Dr. Wood received the Society of Women Engineers Upward Mobility Award in 1997, the Federal Laboratory Consortium for Technology Transfer Laboratory Director of the Year Award in 1999, the National Management Association Savannah River Chapter Executive of the Year Award in 2001, and the CNTA Distinguished Scientist Award in 2002.
“Susan Wood is one of the most influential members of our nuclear community and her actions have made Aiken a better place to live,” said Vice Admiral Charles L. Munns, USN (ret). “Aiken has many incredible citizens connected to our nuclear community, but I cannot imagine any of them more worthy and deserving that Susan Wood.”
“You would see Susan Wood at almost every outreach event promoting the benefits of nuclear technologies,” said Sharon Marra, Savannah River National Laboratory (SRNL) Deputy Director. “I have been personally inspired by Susan’s ability to lead and impressed by the time and effort she has spent educating our community and future generations of leaders.”
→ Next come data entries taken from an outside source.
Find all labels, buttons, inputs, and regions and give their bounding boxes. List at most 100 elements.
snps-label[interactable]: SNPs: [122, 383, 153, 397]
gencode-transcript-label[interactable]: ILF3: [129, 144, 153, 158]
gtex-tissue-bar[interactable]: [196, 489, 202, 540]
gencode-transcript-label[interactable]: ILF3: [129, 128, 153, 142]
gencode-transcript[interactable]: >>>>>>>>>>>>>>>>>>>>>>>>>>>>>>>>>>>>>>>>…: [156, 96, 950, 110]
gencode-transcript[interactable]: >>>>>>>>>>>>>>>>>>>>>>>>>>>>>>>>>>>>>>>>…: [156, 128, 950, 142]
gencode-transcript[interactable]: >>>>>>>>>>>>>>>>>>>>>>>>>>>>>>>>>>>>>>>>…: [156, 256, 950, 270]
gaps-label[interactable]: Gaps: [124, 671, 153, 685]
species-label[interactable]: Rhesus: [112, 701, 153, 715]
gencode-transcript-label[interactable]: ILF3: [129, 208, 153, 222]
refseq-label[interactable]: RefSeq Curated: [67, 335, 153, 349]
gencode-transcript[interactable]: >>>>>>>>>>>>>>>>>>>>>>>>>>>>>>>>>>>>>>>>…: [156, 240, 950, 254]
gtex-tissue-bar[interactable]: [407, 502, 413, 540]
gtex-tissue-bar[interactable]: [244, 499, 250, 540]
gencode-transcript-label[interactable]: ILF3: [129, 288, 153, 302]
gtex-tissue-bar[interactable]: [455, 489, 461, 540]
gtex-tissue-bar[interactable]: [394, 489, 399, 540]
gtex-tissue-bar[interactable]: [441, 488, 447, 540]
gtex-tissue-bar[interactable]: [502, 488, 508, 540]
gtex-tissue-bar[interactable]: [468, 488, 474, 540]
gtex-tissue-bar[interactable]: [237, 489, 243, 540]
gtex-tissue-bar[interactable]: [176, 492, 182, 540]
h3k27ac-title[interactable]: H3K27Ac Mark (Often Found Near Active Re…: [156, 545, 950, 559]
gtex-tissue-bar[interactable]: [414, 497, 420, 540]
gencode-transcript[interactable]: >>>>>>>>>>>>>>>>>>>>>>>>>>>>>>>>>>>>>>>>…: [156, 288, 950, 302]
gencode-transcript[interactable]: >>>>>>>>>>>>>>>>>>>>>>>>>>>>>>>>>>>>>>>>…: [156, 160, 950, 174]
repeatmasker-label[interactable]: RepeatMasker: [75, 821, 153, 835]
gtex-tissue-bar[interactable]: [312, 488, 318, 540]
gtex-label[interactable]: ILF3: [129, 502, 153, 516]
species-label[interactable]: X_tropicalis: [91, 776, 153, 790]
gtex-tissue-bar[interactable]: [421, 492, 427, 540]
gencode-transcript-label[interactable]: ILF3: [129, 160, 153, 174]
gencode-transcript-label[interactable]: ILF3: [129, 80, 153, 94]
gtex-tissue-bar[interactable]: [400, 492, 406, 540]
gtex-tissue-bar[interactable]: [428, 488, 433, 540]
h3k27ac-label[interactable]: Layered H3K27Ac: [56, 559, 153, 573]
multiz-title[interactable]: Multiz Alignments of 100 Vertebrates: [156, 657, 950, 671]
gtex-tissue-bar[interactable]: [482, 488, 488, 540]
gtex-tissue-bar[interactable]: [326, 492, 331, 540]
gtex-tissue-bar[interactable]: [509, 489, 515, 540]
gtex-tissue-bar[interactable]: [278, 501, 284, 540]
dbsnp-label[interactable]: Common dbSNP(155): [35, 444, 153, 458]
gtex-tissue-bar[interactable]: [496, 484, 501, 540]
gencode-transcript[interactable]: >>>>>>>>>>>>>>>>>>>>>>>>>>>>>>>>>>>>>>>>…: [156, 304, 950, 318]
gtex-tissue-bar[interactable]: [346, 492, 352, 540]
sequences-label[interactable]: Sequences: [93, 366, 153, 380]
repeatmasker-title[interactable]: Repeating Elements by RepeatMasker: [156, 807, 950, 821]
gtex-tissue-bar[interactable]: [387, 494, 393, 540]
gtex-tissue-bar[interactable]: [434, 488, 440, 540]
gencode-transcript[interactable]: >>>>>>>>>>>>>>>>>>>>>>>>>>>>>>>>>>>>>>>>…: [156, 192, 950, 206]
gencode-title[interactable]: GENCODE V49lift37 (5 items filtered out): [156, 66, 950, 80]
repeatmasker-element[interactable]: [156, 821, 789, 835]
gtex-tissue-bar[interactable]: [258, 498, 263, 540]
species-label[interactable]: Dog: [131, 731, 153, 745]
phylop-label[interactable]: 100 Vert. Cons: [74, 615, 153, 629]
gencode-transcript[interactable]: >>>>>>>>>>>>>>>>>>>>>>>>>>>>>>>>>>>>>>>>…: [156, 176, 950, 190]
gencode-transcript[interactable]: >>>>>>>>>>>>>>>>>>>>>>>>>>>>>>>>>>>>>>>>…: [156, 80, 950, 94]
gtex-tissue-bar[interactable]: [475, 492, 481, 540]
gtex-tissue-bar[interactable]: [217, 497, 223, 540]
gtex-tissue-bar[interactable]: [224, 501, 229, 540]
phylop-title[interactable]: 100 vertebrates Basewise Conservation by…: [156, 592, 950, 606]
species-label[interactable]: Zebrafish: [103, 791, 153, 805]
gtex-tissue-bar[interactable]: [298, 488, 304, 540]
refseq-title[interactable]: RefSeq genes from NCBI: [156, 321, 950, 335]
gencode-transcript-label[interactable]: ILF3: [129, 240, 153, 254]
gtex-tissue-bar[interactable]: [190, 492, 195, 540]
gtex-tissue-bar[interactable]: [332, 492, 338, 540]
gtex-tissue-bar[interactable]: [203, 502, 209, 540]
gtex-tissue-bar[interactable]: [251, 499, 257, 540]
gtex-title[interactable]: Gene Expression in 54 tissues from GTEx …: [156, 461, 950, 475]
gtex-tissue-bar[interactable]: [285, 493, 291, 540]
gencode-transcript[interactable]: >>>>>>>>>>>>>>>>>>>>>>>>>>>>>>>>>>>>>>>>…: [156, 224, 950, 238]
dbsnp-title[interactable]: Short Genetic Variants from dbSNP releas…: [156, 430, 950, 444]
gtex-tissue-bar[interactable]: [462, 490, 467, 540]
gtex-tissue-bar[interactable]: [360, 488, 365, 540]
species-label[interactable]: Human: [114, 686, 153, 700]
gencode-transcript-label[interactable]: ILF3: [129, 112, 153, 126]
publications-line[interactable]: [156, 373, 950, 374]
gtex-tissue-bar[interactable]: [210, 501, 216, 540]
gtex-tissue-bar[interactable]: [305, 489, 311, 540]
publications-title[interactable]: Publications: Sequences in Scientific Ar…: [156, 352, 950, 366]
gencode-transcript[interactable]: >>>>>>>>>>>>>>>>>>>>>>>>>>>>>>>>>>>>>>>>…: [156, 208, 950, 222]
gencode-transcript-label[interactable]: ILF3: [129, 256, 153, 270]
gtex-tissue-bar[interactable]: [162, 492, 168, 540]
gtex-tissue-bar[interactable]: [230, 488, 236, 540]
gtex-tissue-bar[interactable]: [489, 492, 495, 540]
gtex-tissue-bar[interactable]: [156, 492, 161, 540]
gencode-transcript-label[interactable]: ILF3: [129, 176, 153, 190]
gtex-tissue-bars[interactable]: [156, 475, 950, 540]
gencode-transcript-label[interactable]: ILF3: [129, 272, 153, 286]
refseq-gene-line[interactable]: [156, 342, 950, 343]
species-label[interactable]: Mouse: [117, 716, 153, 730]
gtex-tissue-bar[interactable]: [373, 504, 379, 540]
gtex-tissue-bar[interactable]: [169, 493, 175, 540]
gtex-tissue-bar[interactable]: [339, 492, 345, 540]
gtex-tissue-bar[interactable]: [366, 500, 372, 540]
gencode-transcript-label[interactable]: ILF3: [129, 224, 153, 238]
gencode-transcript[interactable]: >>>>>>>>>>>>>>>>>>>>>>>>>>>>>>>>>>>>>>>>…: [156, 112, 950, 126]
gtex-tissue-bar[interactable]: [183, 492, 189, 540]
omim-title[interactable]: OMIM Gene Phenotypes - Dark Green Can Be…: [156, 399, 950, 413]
“Susan has served as a mentor to me. She has invested her time and energy into education outreach and mentoring students, especially women, to pursue STEM careers, and I am honored to learn from her example,” said Marissa Reigel, R&D Execution Manager for Actinide Materials Science and Technology at SRNL.
2019 Nuclear Service Award Recipient
J. Scott Kirk
The Citizens for Nuclear Technology Awareness (CNTA) recently awarded the first-ever Nuclear Service Award to J. Scott Kirk for his significant lifetime achievements in the advancement of nuclear technology.
Kirk’s work has spanned from licensing nuclear facilities that provide nuclear fuel for the United States Navy, to supporting nuclear non-proliferation programs established by the U.S. Department of Energy (DOE), to being a recognized expert in his roles at providing solutions to many of the complex waste management problems that have faced the nuclear industry.
Currently, he is the Environmental Compliance Manager at Savannah River Remediation, the liquid waste contractor at the Savannah River Site (SRS). In this role, he is responsible for environmental permitting and regulatory interfaces. He is also responsible for managing waste characterization operations required to disposition low-level radioactive waste, transuranic waste, hazardous waste, and mixed radioactive wastes generated at the Defense Waste Processing Facility (DWPF), Saltstone Production Facility, and high-level waste (HLW) Tank Farms, all at SRS.
CNTA Executive Director Jim Marra said Kirk has for years been thoroughly engaged in seeking innovative solutions to some of the most significant radioactive waste management challenges.
“Scott’s vast list of accomplishments have demonstrated a great passion of the use of nuclear technology across a broad sector of the industry for over 30 years,” Marra said. “His innovative approaches to solving complex issues facing the nuclear industry has been impressive. We are delighted that he is the recipient of the program’s inaugural Nuclear Service Award.”
A Charleston, South Carolina, native, Kirk has participated in numerous rulemaking initiatives; authored multiple scientific papers on these topics; and presented his perspectives with the nuclear industry, NRC Commissioners, and the National Academies of Sciences, Engineering, and Medicine.
Among many other notable achievements, Kirk has been a leader in the DOE’s recent reinterpretation of the definition of HLW by providing regulatory/technical guidance to the DOE to conduct a pilot program to classify certain waste from DWPF as non-HLW for dispositioning as low-level waste at a commercial disposal facility.